The problem, Frost argues, is that regulators are unlikely to require swap dealers to report sufficient detail about OTC derivatives transactions to be useful in benchmarking pricing.

A False Sense of Comfort

"I can't imagine that regulators will require the disclosure of the actual names of buyers, or, in the case of interest rate swaps, who's receiving fixed and who's paying floating rates," Frost says. "In addition, credit is an important part of pricing, and many corporate end-users don't have credit ratings. So simply having a bank report that a corporation paid a fixed rate of, say, 2.5% on a five-year deal, won't tell you much.
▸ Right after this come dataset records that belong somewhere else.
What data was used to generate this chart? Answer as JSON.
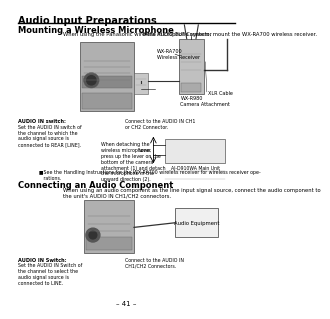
{
  "bg_color": "#ffffff",
  "title": "Audio Input Preparations",
  "section1": "Mounting a Wireless Microphone",
  "section1_text": "When using the Panasonic wireless microphone system, mount the WX-RA700 wireless receiver.",
  "top_label": "To the AUDIO OUT Connector",
  "label_wx_ra700": "WX-RA700\nWireless Receiver",
  "label_wx_r980": "WX-R980\nCamera Attachment",
  "label_xlr": "XLR Cable",
  "label_audio_in_switch": "AUDIO IN switch:",
  "label_audio_in_switch_body": "Set the AUDIO IN switch of\nthe channel to which the\naudio signal source is\nconnected to REAR [LINE].",
  "label_connect": "Connect to the AUDIO IN CH1\nor CH2 Connector.",
  "section1_note": "■See the Handling Instructions for the WX-RA700 wireless receiver for wireless receiver ope-\n   rations.",
  "label_detach": "When detaching the\nwireless microphone,\npress up the lever on the\nbottom of the camera\nattachment (1) and detach\nthe microphone in the\nupward direction (2).",
  "label_lever": "Lever",
  "label_main_unit": "AJ-D910WA Main Unit",
  "section2": "Connecting an Audio Component",
  "section2_text": "When using an audio component as the line input signal source, connect the audio component to\nthe unit's AUDIO IN CH1/CH2 connectors.",
  "label_audio_equip": "Audio Equipment",
  "label_audio_in_switch2": "AUDIO IN Switch:",
  "label_audio_in_switch2_body": "Set the AUDIO IN Switch of\nthe channel to select the\naudio signal source is\nconnected to LINE.",
  "label_connect2": "Connect to the AUDIO IN\nCH1/CH2 Connectors.",
  "page_number": "– 41 –"
}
In terms of the economics of deals and price transparency, the new rules are going to be a little meaningless."

So much focus has been put on Dodd-Frank as a cure for making the market more transparent, Frost says, that she worries end-users will get a false sense of comfort that they're actually going to be given everything they need to understand how swaps are really priced. "It's just not going to happen," says Frost. "Dodd-Frank is not going to illuminate the methods and practices banks use to price swaps with counterparties."
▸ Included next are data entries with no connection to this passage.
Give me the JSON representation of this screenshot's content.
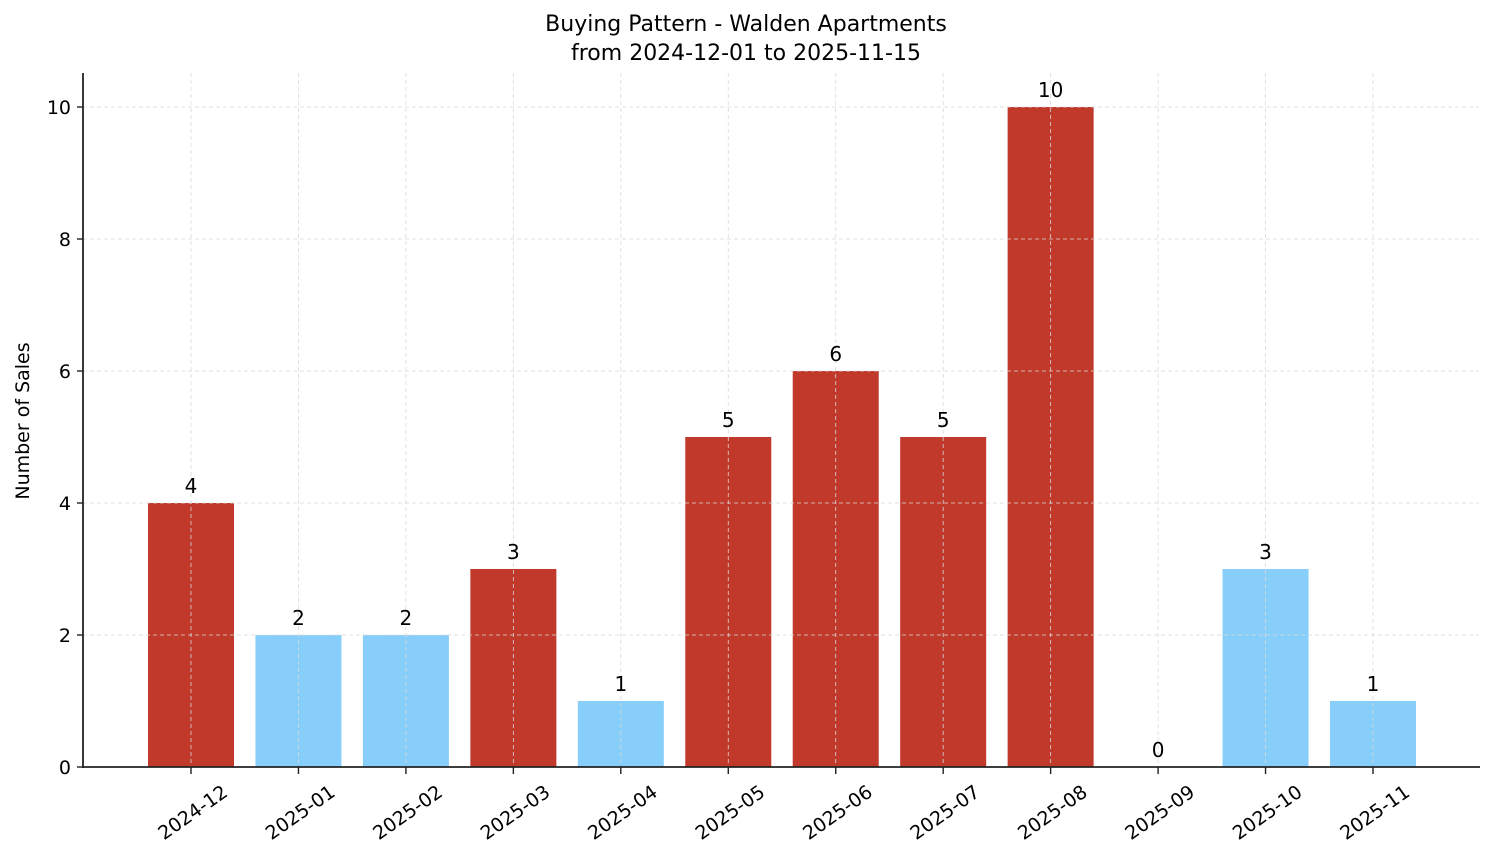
{
  "chart_data": {
    "type": "bar",
    "title": "Buying Pattern - Walden Apartments",
    "subtitle": "from 2024-12-01 to 2025-11-15",
    "xlabel": "",
    "ylabel": "Number of Sales",
    "ylim": [
      0,
      10.5
    ],
    "yticks": [
      0,
      2,
      4,
      6,
      8,
      10
    ],
    "grid": true,
    "legend": null,
    "categories": [
      "2024-12",
      "2025-01",
      "2025-02",
      "2025-03",
      "2025-04",
      "2025-05",
      "2025-06",
      "2025-07",
      "2025-08",
      "2025-09",
      "2025-10",
      "2025-11"
    ],
    "values": [
      4,
      2,
      2,
      3,
      1,
      5,
      6,
      5,
      10,
      0,
      3,
      1
    ],
    "bar_colors": [
      "#c0392b",
      "#87cefa",
      "#87cefa",
      "#c0392b",
      "#87cefa",
      "#c0392b",
      "#c0392b",
      "#c0392b",
      "#c0392b",
      "#87cefa",
      "#87cefa",
      "#87cefa"
    ],
    "data_labels": [
      "4",
      "2",
      "2",
      "3",
      "1",
      "5",
      "6",
      "5",
      "10",
      "0",
      "3",
      "1"
    ]
  },
  "colors": {
    "high": "#c0392b",
    "low": "#87cefa",
    "axis": "#222222",
    "grid": "#d9d9d9"
  }
}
In fact, Frost warns, companies could find it harder than ever to figure out fair pricing, since the new capital requirements mandated by Dodd-Frank, plus the new capital requirements expected under next year's Basel III international bank accords, will add a new layer of complexity to pricing calculations.

"There will still be a very asymmetrical level of experience between swap dealers and end users," Frost predicts. "Even the capital markets pros at some of the larger, more active companies, if they are not derivatives savvy, will find it hard to catch that extra basis point in their transactions. And we have worked on transactions where one basis point could be worth a quarter-million dollars."

"In a derivatives transaction, the fee is totally embedded and highly opaque," agrees Craig Orchant, co-founder and chief advisory officer for EA Markets, and formerly managing director and head of corporate finance and risk management at Barclays Capital in New York.

Orchant isn't totally disenchanted with Dodd-Frank, however. Over the long term, he says, its rules and regulations could be good for corporate America. "Initially they may have little impact, and may even scare off some end-users if they object to doing greater reporting of their transactions or subjecting themselves to greater regulatory review," he says. "But over time, I think there will be sufficient additional transparency that it helps to reduce bid-offer spreads, and that, along with the reduced counterparty risk that comes from clearing, will bring in a greater number of marginal participants into the market."

Randy Myers is a business and finance journalist based in Dover, Pa.